Já vem sendo altura de sair do modo violino e trazer a brutalidade para estas linhas sobre um filme que termina com bambies de porcelana a serem partidos (é a quebra do brinquedo, símbolo da adolescência, a revolta como manifestação exterior de um trauma do crescimento em tempos de guerra), ao que se segue o som meloso, “larger than life”, do compositor Max Richter.
Não nos levem a mal, Cate Shortland, realizadora australiana, dirigiu um filme com bom fundo (quiçá demasiado), com base no romance The Dark Room de Rachel Seiffert. Lore é coming of age puro, mais diagramático era impossível, com a protagonista, que dá nome ao filme (Saskia Rosendahl), a ter de efectuar uma odisseia (por fora e for dentro) pela Floresta Negra, na Alemanha da desagregação nazi, logo após a morte de Hitler, a caminho de casa da avó com os quatro irmãos a seu cargo. Na meta espera-lhe a idade adulta e a consciencialização do que é o anti-semitismo, educada que foi nas juventudes hitlerianas, com pai oficial das SS.
Pela descrição, há por aqui grande sofrimento e ele foi compensado pelo público em Locarno (recebeu o Audience Award). Mas curiosamente é uma viagem singularmente amena. Isto porque a clareza descritiva dos episódios (o encontro com a velhinha neurótica, o grotesco pescador de enguias) tenta ser remediada com o deslumbre da câmara de Cate com a composição: planos à mão demasiado perto dos corpos, para enfatizar a crueza e o choque, planos de pernas para o ar, detalhes intermináveis de mãozinhas e pezinhos.
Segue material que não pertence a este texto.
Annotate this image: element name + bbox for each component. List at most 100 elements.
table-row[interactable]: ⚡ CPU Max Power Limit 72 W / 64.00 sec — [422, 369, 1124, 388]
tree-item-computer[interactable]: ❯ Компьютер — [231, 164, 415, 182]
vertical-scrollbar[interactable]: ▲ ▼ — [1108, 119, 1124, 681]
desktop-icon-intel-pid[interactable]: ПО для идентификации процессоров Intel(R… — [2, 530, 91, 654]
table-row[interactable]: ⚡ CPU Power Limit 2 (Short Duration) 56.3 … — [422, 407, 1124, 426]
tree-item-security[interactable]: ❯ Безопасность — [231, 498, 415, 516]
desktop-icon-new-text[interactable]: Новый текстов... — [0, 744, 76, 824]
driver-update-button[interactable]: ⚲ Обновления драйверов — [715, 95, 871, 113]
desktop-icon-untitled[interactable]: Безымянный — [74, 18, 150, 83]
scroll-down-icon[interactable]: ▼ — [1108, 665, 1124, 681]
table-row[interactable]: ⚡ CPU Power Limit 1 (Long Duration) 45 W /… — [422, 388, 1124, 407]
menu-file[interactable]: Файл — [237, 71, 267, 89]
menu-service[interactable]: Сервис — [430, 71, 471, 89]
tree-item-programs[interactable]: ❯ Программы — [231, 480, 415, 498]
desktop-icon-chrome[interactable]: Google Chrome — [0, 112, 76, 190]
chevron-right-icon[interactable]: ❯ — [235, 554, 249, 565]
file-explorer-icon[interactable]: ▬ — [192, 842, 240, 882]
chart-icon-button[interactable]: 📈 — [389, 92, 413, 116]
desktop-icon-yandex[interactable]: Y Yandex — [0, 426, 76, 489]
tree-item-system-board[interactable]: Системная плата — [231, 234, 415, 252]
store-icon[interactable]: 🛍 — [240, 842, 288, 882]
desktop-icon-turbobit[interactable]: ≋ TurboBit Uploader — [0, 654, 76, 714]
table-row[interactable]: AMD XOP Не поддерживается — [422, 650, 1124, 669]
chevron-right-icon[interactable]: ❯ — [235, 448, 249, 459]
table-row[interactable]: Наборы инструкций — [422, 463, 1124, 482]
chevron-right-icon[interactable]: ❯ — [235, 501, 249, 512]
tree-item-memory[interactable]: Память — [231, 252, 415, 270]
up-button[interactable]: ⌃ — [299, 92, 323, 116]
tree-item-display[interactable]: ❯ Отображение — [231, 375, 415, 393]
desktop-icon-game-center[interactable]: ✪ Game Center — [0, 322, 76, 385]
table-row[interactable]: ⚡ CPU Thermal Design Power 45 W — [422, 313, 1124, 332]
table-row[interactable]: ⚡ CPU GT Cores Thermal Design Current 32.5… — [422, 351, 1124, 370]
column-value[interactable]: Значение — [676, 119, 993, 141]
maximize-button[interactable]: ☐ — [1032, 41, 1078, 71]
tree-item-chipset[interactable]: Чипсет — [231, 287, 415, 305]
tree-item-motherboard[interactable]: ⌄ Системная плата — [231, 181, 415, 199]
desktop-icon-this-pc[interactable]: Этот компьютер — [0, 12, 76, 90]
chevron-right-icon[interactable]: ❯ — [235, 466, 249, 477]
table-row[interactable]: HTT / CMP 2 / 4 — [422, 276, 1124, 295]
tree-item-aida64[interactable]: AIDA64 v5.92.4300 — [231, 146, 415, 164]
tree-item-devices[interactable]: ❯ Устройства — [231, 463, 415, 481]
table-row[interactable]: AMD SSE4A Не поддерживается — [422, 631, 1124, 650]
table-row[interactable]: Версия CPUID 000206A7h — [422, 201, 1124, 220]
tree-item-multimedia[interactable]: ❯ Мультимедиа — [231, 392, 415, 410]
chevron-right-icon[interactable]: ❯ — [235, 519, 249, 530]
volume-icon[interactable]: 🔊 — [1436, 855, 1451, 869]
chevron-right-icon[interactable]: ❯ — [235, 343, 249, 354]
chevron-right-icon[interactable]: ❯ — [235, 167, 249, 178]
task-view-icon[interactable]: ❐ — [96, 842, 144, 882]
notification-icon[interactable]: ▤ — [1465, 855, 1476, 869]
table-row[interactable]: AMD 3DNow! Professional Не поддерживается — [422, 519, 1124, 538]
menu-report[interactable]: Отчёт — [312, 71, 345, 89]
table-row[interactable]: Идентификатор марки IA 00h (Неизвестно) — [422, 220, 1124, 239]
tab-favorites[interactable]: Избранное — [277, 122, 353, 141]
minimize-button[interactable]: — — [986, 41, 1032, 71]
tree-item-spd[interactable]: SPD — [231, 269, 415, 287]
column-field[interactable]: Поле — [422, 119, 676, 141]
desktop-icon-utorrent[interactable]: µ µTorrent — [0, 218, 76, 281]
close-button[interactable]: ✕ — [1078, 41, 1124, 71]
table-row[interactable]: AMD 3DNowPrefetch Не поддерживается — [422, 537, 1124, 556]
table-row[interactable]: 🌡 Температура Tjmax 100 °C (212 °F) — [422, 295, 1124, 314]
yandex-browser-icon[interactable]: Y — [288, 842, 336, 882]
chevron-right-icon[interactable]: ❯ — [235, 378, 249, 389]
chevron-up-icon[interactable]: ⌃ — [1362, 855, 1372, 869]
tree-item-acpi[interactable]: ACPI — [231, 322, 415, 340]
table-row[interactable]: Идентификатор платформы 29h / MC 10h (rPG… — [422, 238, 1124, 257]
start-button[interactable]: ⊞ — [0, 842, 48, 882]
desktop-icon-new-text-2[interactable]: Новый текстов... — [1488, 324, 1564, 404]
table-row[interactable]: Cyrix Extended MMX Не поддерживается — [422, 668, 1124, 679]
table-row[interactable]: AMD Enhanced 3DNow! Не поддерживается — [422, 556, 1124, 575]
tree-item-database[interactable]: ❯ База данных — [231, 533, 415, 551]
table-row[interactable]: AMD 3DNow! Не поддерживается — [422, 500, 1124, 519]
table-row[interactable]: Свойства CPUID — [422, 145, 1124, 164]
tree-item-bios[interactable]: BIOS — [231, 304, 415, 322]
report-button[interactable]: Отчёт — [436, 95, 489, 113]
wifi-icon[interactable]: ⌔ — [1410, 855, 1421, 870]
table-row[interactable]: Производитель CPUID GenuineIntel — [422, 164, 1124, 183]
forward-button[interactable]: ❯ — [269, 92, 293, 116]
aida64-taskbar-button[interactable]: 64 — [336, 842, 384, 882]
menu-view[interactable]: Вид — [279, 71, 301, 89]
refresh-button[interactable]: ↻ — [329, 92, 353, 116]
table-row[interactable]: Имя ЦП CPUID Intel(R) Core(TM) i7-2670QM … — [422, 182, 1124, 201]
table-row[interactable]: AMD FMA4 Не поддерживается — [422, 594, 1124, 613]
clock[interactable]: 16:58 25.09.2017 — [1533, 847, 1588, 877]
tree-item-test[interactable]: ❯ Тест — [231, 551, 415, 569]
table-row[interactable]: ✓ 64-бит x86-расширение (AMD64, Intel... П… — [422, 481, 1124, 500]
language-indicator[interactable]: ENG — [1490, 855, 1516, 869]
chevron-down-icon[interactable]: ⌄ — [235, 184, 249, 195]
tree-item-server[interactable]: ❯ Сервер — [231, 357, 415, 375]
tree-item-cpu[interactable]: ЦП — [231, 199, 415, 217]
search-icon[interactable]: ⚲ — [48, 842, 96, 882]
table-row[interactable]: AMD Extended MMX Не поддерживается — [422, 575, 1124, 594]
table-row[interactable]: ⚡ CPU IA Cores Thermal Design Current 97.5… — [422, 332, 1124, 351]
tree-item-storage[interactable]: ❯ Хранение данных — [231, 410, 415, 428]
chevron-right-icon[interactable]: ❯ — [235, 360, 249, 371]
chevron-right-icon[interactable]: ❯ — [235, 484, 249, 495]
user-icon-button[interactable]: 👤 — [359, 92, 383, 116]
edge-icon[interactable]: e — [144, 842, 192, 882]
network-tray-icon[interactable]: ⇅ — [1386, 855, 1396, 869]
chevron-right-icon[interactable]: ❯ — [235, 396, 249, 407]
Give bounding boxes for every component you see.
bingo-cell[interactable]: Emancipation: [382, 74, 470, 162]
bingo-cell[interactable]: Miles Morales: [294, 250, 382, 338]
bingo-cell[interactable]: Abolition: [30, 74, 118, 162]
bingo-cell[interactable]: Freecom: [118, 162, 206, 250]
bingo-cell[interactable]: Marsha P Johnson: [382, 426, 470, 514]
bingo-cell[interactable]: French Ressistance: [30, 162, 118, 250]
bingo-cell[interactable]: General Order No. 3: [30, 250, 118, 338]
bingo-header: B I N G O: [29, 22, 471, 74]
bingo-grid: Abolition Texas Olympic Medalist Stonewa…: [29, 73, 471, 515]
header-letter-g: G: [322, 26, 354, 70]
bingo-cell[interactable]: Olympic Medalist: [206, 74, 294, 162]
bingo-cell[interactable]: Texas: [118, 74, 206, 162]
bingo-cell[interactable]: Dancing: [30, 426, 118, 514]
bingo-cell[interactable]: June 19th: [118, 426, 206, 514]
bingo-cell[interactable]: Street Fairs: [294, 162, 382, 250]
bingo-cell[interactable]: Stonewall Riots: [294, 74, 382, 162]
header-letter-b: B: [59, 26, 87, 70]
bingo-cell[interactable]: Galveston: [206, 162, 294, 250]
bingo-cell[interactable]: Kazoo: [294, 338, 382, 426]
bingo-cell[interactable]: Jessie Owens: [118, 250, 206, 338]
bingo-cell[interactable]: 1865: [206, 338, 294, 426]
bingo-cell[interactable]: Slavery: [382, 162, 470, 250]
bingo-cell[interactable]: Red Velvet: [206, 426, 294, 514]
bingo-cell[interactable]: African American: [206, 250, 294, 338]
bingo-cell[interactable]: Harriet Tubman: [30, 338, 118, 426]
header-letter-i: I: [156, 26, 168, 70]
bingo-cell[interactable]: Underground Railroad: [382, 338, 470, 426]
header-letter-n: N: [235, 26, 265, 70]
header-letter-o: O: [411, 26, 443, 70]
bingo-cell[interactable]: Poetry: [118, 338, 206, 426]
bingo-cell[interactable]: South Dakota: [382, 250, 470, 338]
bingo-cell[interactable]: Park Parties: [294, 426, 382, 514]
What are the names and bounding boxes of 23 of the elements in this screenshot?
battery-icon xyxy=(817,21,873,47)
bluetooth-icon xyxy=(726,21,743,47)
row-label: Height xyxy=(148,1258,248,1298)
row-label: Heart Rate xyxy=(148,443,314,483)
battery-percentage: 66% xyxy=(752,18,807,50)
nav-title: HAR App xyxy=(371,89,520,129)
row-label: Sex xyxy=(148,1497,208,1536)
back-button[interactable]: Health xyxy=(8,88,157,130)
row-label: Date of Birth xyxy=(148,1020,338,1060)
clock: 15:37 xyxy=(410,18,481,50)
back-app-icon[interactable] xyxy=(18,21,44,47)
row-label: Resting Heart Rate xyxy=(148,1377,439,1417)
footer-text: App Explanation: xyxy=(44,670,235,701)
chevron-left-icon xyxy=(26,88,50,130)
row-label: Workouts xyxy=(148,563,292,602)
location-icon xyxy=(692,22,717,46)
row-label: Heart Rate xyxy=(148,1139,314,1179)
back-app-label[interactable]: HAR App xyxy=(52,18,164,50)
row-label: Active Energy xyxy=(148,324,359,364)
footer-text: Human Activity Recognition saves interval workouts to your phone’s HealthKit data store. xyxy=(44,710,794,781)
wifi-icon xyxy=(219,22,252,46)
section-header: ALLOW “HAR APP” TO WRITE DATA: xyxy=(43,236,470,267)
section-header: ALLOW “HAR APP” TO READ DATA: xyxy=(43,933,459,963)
Tudo quer sublinhar a dor e a expressividade estética na dor, com absoluta urgência no efeito de tocar o coração em todos os momentos.
Neste exorcismo do sentimento nazi, como convém, ficamos sempre na emotividade estéril (com os tambores, o piano e os violinos nos lugares certos), produzindo um filme de autor mascarado de avózinha (é clara a tentativa de perversão dos contos de fadas) que trata Lore como uma personagem a meio caminho entre o retrato particular e o símbolo universal do crescimento às custas do trauma da Segunda Guerra Mundial.
Empatizamos com Lore? Choramos com Lore? Isso fica a cargo de cada um perceber onde está o seu drama ou onde está o drama universal posto em imagens demasiado redondas e bonitas para lá tudo caber.